活躍の場は限られている
女性看護師に比べて体力があり、男性でなければできない仕事があるため、男性看護師の需要は今後ますます高まっていくことでしょう。ただし、個人クリニックなど小さな病院では、男性看護師は敬遠されるケースもあります。そのため、男性看護師は女性看護師よりも厳しい条件下で転職活動を行うことになります。
男性看護師を避ける職場もある
お年寄りが多い病院では男性看護師が敬遠される傾向がありますが、それは「看護師は女性の仕事」と古い概念を持っているお年寄りが多いからです。そのため、どんなに優秀な人でも不採用になってしまう可能性があります。女性社会として形成されている看護業界では看護部長など管理職に就くのも女性が多いため、そのような中に男性が飛び込むのは大変なことです。いくら需要が高いとはいえ、馴染むまでそれなりの時間が必要でしょう。しかし、男性看護師の求人は年々増えています。将来的には男性看護師がさまざまな病院に勤務できるようになるでしょう。
男性看護師を必要としている職場
男性看護師は女性看護師に比べて勤務できる職場は限られています。その中でも特に需要が高い職場を紹介します。
【手術室・ICU・救急外来】
手術室やICU、救急外来のように緊急性の高い職場は体力を必要とするため、男性看護師を歓迎する傾向があります。ほとんどの手術は立って行われます。手術の間はずっと立ちっぱなしのままなので体力がなければ厳しいでしょう。また、医療器具の運搬や雑用も看護師の仕事ですが、量が多い場合は女性よりも力のある男性の方が頼りになるでしょう。手術室には一刻を争う状態の患者さんも運ばれてきます。緊迫する場面も多く戦場のようになるため、女性が持つ癒しよりも男性看護師の冷静さが求められています。
【精神科】
男性看護師の需要が最も高いのが精神科です。なぜ男性看護師が精神科に必要なのか、疑問に思う人もいることでしょう。確かに、街中にあるメンタルクリニックにいるのは女性看護師ばかりで男性看護師はほとんど見かけません。男性看護師が必要とされているのは「措置入院」が必要な患者さんを診察・ケアする精神科専門病院です。

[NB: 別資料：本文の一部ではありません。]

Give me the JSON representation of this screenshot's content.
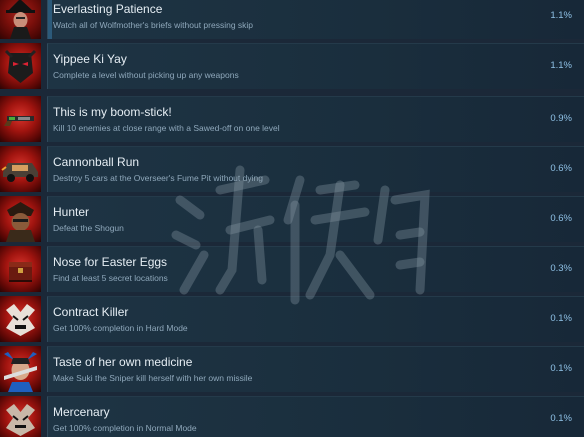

閉鎖病棟には病気の症状で暴れてしまう患者さんや、医師や看護師に襲いかかる患者さんもいます。女性看護師では予想できない行動に出る患者さんに力負けしてしまうかもしれません。そのような患者さんを抑止するには、体力がある男性看護師の方がいいでしょう。精神科では看護師としての業務だけではなく衛視などの役割も期待されています。
【男性専門外来】
男性型脱毛を治療する皮膚科や男性特有の悩みを解決する形成外科などでは、女性看護師よりも男性看護師の方が歓迎されます。デリケートな悩みに対応するため、気まずい思いをしないように、男性看護師を採用する病院が多いようです。
【介護施設】
介護施設は介護士が中心ですが、最近は看護師の求人も増えています。なぜなら、入居者の健康管理や、けがや病気の一時対応をするために看護師が必要になるからです。介護業務は介護士が行いますが、看護師がヘルプとして入ることも少なくありません。食事の介助や排泄の介助、入浴の介助など一般的な介護業務は入居者の身体を支えながら行うため、身体的にハードな業務です。そのため、どちらかといえば体力があり力仕事を任せられる男性看護師が歓迎される傾向があるようです。